4 pm
La trattoria San Giorgio es de mis lugares favoritos en Bogotá. Principalmente, porque se puede fumar en la terraza, si tienes la peligrosa suerte de que no hayan otros comensales comiendo o, en su defecto, que los que hayan sean fumadores igual que tú. Hoy vine sin compañía a almorzar a las cuatro de la tarde, hora extraña en la que probablemente sería mejor no comer, pues es muy tarde para almorzar y resulta ridículamente temprano para la cena. Es el único sitio donde venden una porción de raviolis generosa y ajustada a un precio módicamente perfecto. Ni muy muy, ni tan tan. Y además, los raviolis vienen rellenos de verdad, no como algunos raviolis farsantes de otros sitios o de los que se encuentran en las tristes hileras de los supermercados.
Llovió hace poco y hace frío, pero bueno, yo siempre tengo frío. El mesero me hizo el lindo detalle de prender un calentador a mi lado para que no me congelara. Había dos hombres comiendo en una mesa contigua pero se han ido y el restaurante quedó vacío. Lógico. ¿A quién se le ocurre almorzar a las cuatro de la tarde?

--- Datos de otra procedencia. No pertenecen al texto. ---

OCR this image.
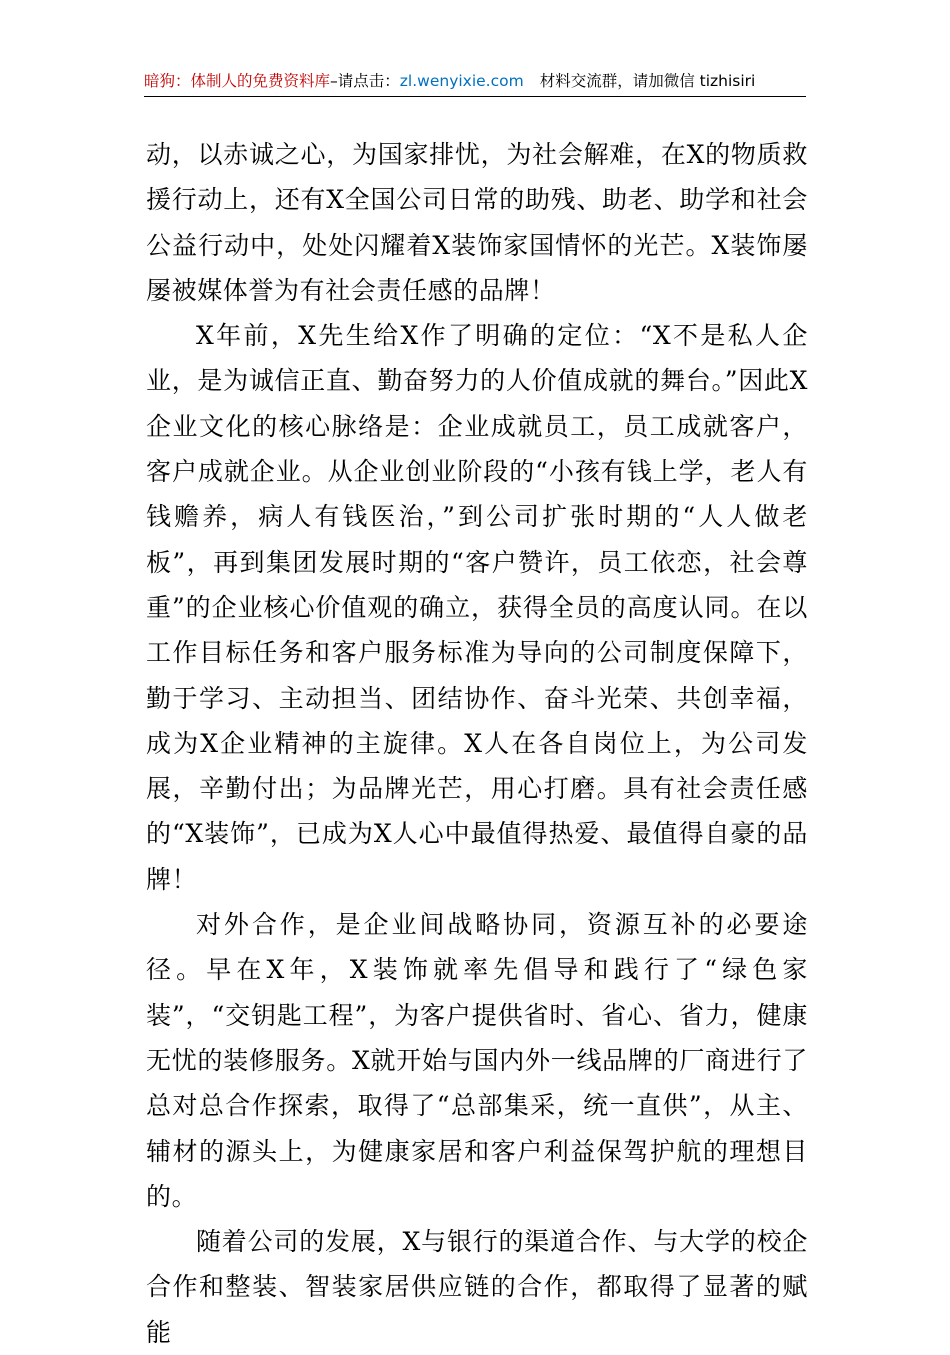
暗狗：体制人的免费资料库–请点击：zl.wenyixie.com 材料交流群，请加微信 tizhisiri

动，以赤诚之心，为国家排忧，为社会解难，在X的物质救援行动上，还有X全国公司日常的助残、助老、助学和社会公益行动中，处处闪耀着X装饰家国情怀的光芒。X装饰屡屡被媒体誉为有社会责任感的品牌！

X年前，X先生给X作了明确的定位：“X不是私人企业，是为诚信正直、勤奋努力的人价值成就的舞台。”因此X企业文化的核心脉络是：企业成就员工，员工成就客户，客户成就企业。从企业创业阶段的“小孩有钱上学，老人有钱赡养，病人有钱医治，”到公司扩张时期的“人人做老板”，再到集团发展时期的“客户赞许，员工依恋，社会尊重”的企业核心价值观的确立，获得全员的高度认同。在以工作目标任务和客户服务标准为导向的公司制度保障下，勤于学习、主动担当、团结协作、奋斗光荣、共创幸福，成为X企业精神的主旋律。X人在各自岗位上，为公司发展，辛勤付出；为品牌光芒，用心打磨。具有社会责任感的“X装饰”，已成为X人心中最值得热爱、最值得自豪的品牌！

对外合作，是企业间战略协同，资源互补的必要途径。早在X年，X装饰就率先倡导和践行了“绿色家装”，“交钥匙工程”，为客户提供省时、省心、省力，健康无忧的装修服务。X就开始与国内外一线品牌的厂商进行了总对总合作探索，取得了“总部集采，统一直供”，从主、辅材的源头上，为健康家居和客户利益保驾护航的理想目的。

随着公司的发展，X与银行的渠道合作、与大学的校企合作和整装、智装家居供应链的合作，都取得了显著的赋能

La verdad, no había almorzado antes porque no podía de las ansias. Tengo que regresar al pueblo en dos días y no me quiero ir a aquella tierra fría, árida y retrógrada: donde las mujeres se les utiliza como incubadora de humanos, su carne como mano masturbatoria, su buena voluntad como requerimiento obligatorio e inmerecido. El recuerdo de la mirada de un pueblo lleno de hombres cuyo apetito sexual no solo no discrimina edades lógicas sino tampoco los límites morales me aturde. Tal vez, no sea sólo en ese pueblo. Cuanto más lo pienso, más noto miradas sedientas en todas las caras que se me cruzan. Miradas sedientas de amor, de sexo, de sosiego, de paz, de todo aquello que nos prometen los anuncios vacíos de las estanterías de las farmacias.
Todo a las cuatro de la tarde parece tan ficticio: las canciones en italiano, el calor sutil que se desprende del calentador, la mirada lúgubre que tiene el cielo, mi tranquilidad engañosa, mi estómago lleno. Todo es tan volátil, tan momentáneo.
Me enteré que a un amigo se le murió la novia después de habérsela cuadrado dos meses antes. Pobre, ni me imagino cómo debería estar él. Tal vez, este sea el único sosiego que encuentre hoy: no se me ha muerto nadie. Todavía.